Thusly, this is a note on healing.
The felt finality in brokenness is often rooted in the possession of very simple, original wounds. Though some of us deeper than others, we all have them. Inevitably, these original wounds are intended healthy attachments severed through death, or emotional unavailability, the absence of a validating model of attunement.
On this, a deeply embodied child, in a codependent family system, will often learn it is in their best interest to ignore their body to survive; scarcity of recognition, of self-regulation, becomes familiar.
The devastation here lies in the wholeness of what the body is for.
The body, in its constant alertness promulgated by the central nervous system, allows us to receive informational cues from the environment, designed to then motivate actioned response. Sadly, to ignore the body (with or without conscious awareness) is to irrevocably dissociate from the feeling of a foundational self.
We are elegantly social creatures, designed to internalize and replicate all we perceive around us and turn it into schemas, or scripts, for what safety and survival should look like. We do this primarily, among other things, through working memory: the absorption, consideration, and internalization of the behavior modeled around us—as well as explicit and implicit echos of the culture, sensations of permanence—in compounding simultaneousness.
Of course, the process never quite does look that smooth on the inside of an actual life.
The ego, in its largely successful purpose to maintain an outward-facing confluence of self-concept, seeks to contain the incongruence of dissociation, created by a willful self-protective ignorance. We learn to mask suffering as chosen pleasure; adding yet another new layer of familiarity to codependence.
In pursuit of this maintenance, the ego begins to fragment. A once-grounded Pangea of selfhood begins to splinter, new islands cropping up in the topography of personality and dysphoric self-perception. The mirror that we have had begins to lie, warping what Brené Brown has put so well; the story we tell ourselves.

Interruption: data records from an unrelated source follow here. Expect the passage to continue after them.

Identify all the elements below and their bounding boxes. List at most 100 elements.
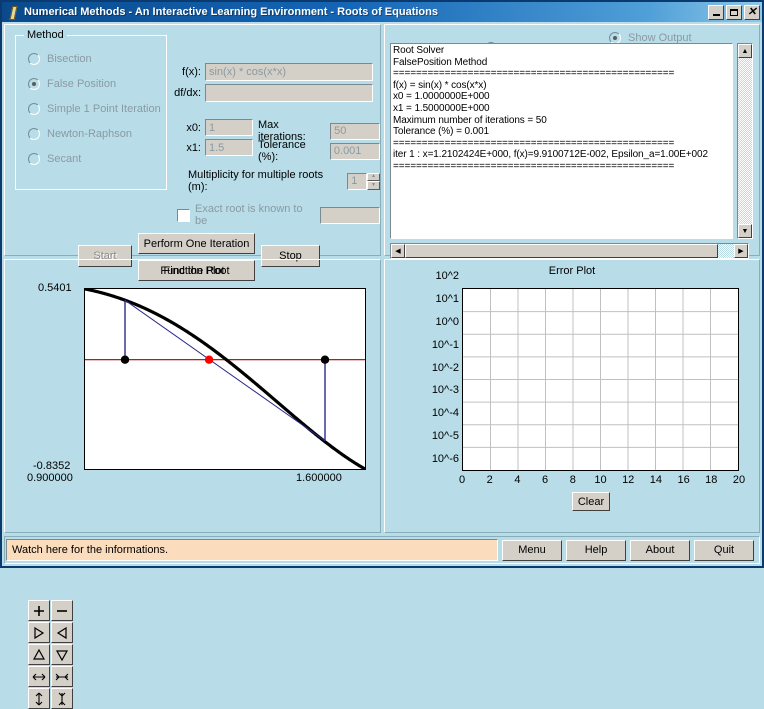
radio-icon	[28, 52, 40, 65]
x0-input[interactable]: 1	[205, 119, 253, 136]
pan-right-button[interactable]	[28, 622, 50, 643]
multiplicity-label: Multiplicity for multiple roots (m):	[188, 169, 324, 193]
error-plot-y-tick: 10^-1	[431, 338, 459, 351]
window-controls: ✕	[708, 4, 760, 20]
radio-icon	[609, 31, 621, 44]
x1-label: x1:	[186, 141, 201, 154]
pan-down-button[interactable]	[51, 644, 73, 665]
menu-button[interactable]: Menu	[502, 539, 562, 561]
application-window: Numerical Methods - An Interactive Learn…	[0, 0, 764, 709]
function-plot-y-max-label: 0.5401	[38, 282, 72, 294]
stepper-down-icon[interactable]: ▼	[367, 181, 380, 190]
zoom-in-button[interactable]	[28, 600, 50, 621]
error-plot-canvas[interactable]	[462, 288, 739, 471]
quit-button[interactable]: Quit	[694, 539, 754, 561]
error-plot-x-tick: 18	[705, 474, 718, 486]
shrink-vertical-button[interactable]	[51, 688, 73, 709]
zoom-out-button[interactable]	[51, 600, 73, 621]
function-plot-canvas[interactable]	[83, 287, 367, 471]
tolerance-input[interactable]: 0.001	[329, 142, 380, 160]
error-plot-y-axis-labels: 10^2 10^1 10^0 10^-1 10^-2 10^-3 10^-4 10^-5 10^…	[393, 270, 459, 465]
error-plot-x-tick: 14	[649, 474, 663, 486]
shrink-horizontal-button[interactable]	[51, 666, 73, 687]
help-button[interactable]: Help	[566, 539, 626, 561]
plots-region: Function Plot 0.5401 -0.8352 0.900000 1.…	[4, 259, 760, 709]
radio-false-position[interactable]: False Position	[28, 71, 166, 96]
fx-input[interactable]: sin(x) * cos(x*x)	[205, 63, 373, 81]
radio-simple-1-point-iteration[interactable]: Simple 1 Point Iteration	[28, 96, 166, 121]
horizontal-scroll-track[interactable]	[405, 244, 734, 258]
multiplicity-row: Multiplicity for multiple roots (m): 1 ▲…	[188, 169, 380, 193]
function-plot-x-max-label: 1.600000	[296, 472, 342, 484]
error-plot-x-tick: 4	[514, 474, 521, 486]
error-plot-y-tick: 10^-2	[431, 361, 459, 374]
exact-root-row: Exact root is known to be	[177, 203, 380, 227]
exact-root-input[interactable]	[319, 206, 380, 224]
error-plot-x-tick: 0	[458, 474, 466, 486]
error-plot-panel: Error Plot 10^2 10^1 10^0 10^-1 10^-2 10^-3 10…	[384, 259, 760, 533]
pan-left-button[interactable]	[51, 622, 73, 643]
radio-label: False Position	[47, 77, 117, 90]
x0-bracket-point	[120, 355, 130, 364]
top-region: Method Bisection False Position Simple 1…	[4, 24, 760, 281]
error-plot-y-tick: 10^0	[435, 315, 459, 328]
maximize-button[interactable]	[726, 4, 742, 20]
radio-icon	[28, 77, 40, 90]
function-plot-graphics	[83, 287, 367, 471]
minimize-button[interactable]	[708, 4, 724, 20]
vertical-scroll-track[interactable]	[738, 58, 752, 224]
exact-root-checkbox[interactable]	[177, 208, 190, 222]
output-vertical-scrollbar[interactable]: ▲ ▼	[737, 43, 753, 239]
output-panel: Show Input Show Output Root Solver False…	[384, 24, 760, 259]
expand-horizontal-button[interactable]	[28, 666, 50, 687]
function-curve	[83, 287, 367, 471]
secant-line	[124, 299, 326, 442]
radio-label: Bisection	[47, 52, 92, 65]
radio-label: Secant	[47, 152, 82, 165]
error-plot-graphics	[463, 289, 738, 470]
multiplicity-stepper[interactable]: ▲ ▼	[367, 172, 380, 190]
dfdx-input[interactable]	[205, 84, 373, 102]
radio-bisection[interactable]: Bisection	[28, 46, 166, 71]
perform-one-iteration-button[interactable]: Perform One Iteration	[138, 233, 255, 254]
scroll-left-icon[interactable]: ◀	[391, 244, 405, 258]
error-plot-x-tick: 6	[542, 474, 549, 486]
error-plot-y-tick: 10^1	[435, 292, 459, 305]
close-button[interactable]: ✕	[744, 4, 760, 20]
scroll-up-icon[interactable]: ▲	[738, 44, 752, 58]
pan-up-button[interactable]	[28, 644, 50, 665]
x1-bracket-point	[320, 355, 330, 364]
settings-panel: Method Bisection False Position Simple 1…	[4, 24, 381, 281]
pen-icon	[6, 5, 20, 19]
output-console[interactable]: Root Solver FalsePosition Method =======…	[390, 43, 733, 239]
x1-input[interactable]: 1.5	[205, 139, 253, 156]
horizontal-scroll-thumb[interactable]	[405, 244, 718, 258]
error-plot-y-tick: 10^-6	[431, 453, 459, 465]
expand-vertical-button[interactable]	[28, 688, 50, 709]
radio-label: Simple 1 Point Iteration	[47, 102, 161, 115]
x0-field-row: x0: 1	[183, 119, 253, 136]
scroll-right-icon[interactable]: ▶	[734, 244, 748, 258]
output-horizontal-scrollbar[interactable]: ◀ ▶	[390, 243, 749, 259]
radio-secant[interactable]: Secant	[28, 146, 166, 171]
window-title: Numerical Methods - An Interactive Learn…	[24, 6, 438, 18]
exact-root-label: Exact root is known to be	[195, 203, 303, 227]
current-root-estimate	[204, 355, 214, 364]
about-button[interactable]: About	[630, 539, 690, 561]
multiplicity-input[interactable]: 1	[347, 172, 367, 190]
clear-button[interactable]: Clear	[572, 492, 610, 511]
dfdx-label: df/dx:	[174, 87, 201, 99]
error-plot-y-tick: 10^-4	[431, 407, 459, 420]
stepper-up-icon[interactable]: ▲	[367, 172, 380, 181]
scroll-down-icon[interactable]: ▼	[738, 224, 752, 238]
function-plot-y-min-label: -0.8352	[33, 460, 71, 472]
status-bar-buttons: Menu Help About Quit	[498, 539, 758, 561]
x0-label: x0:	[186, 121, 201, 134]
radio-newton-raphson[interactable]: Newton-Raphson	[28, 121, 166, 146]
method-group-box: Method Bisection False Position Simple 1…	[15, 29, 167, 190]
plot-zoom-controls	[28, 600, 73, 709]
function-plot-panel: Function Plot 0.5401 -0.8352 0.900000 1.…	[4, 259, 381, 709]
output-console-wrap: Root Solver FalsePosition Method =======…	[390, 43, 753, 263]
max-iterations-input[interactable]: 50	[330, 122, 380, 140]
status-message: Watch here for the informations.	[6, 539, 498, 561]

Our feelings, our feeling-states, are not meant to be convergent or coherent, but rather informational. In this way, we follow the ancient lines of humans immemorial, toward sharing our incredibly distinct, strange realities with one another.

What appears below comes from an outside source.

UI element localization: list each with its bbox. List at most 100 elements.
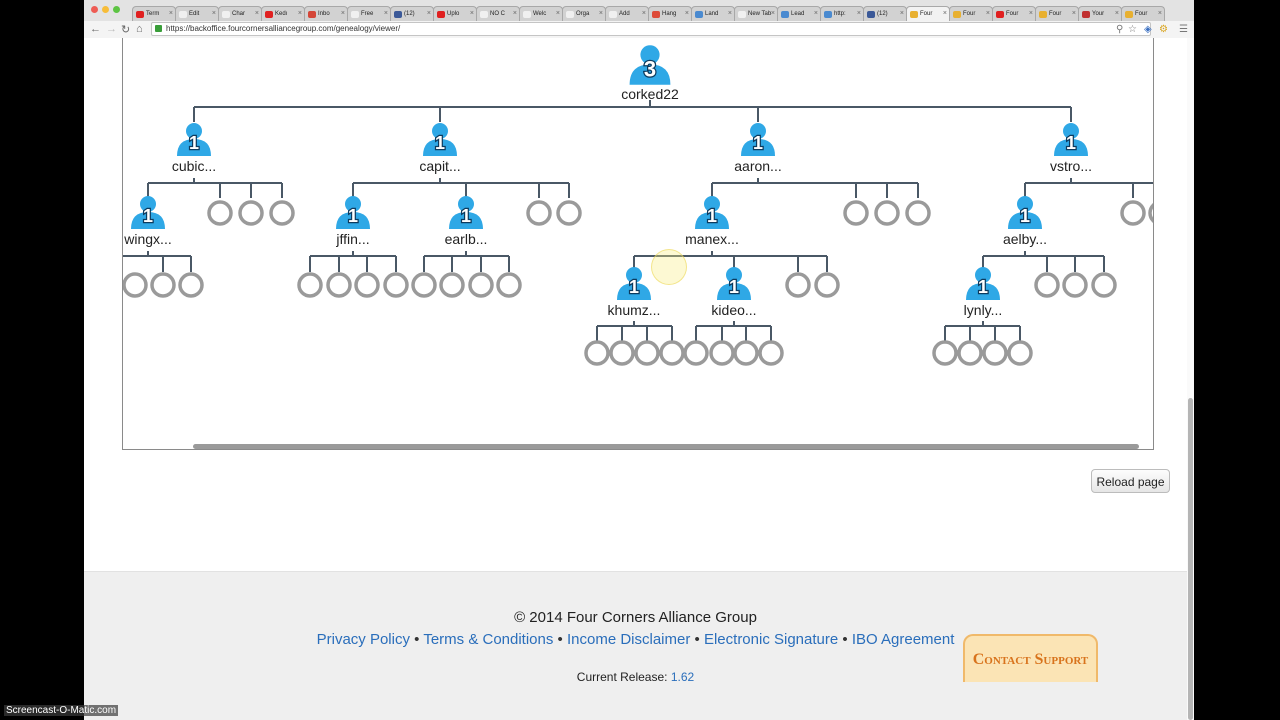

Intimacy in language is the most foundational form of community—regardless of epoch.
I’m not referring to a sexualized, reductive intimacy we see uplifted in today’s culture, spun by a paternalistic puritanical ideology. Fantasies of carefree wealth, an unknowable world without obligation, abound.
“Happy couples,” as they are known and worshipped, with matching spray tans and inexplicable wealth with no trace of a grounded reality somewhere in Bali, blissfully and eternally captured for the cultural capital of social media, leaving all to wonder about, and then feel threatened by.
How did they know? Will I ever have something like that? This has got to be a scam, or at least photoshopped. Right? They don’t love me like that, am I just not enough? Is there just something wrong with me? Why is it so easy for some?
These feigning notions of intimacy lead us astray, deeper into manipulation and insufficiency and victimhood, because the game is rigged in precisely the ways bell hooks said it was.
The rigging is such that our inability to return, to a measure of intimacy as community in language, comes, I believe, in the arbitration from our deeply intuitive capacity for giving and receiving to one another.
The cult of personality, the religion of you or I so relentlessly uplifted by the culture, still further entrenches us in a delusion of emotional immaturity and abject poverty of spirit. I do it all the time.
We have—in a culture of screaming into the void and inaccessible over-abundance and first world problems and instant gratification; in between I am a very important person and yet never good enough—lost ourselves, in the once sacred act of giving and receiving fully.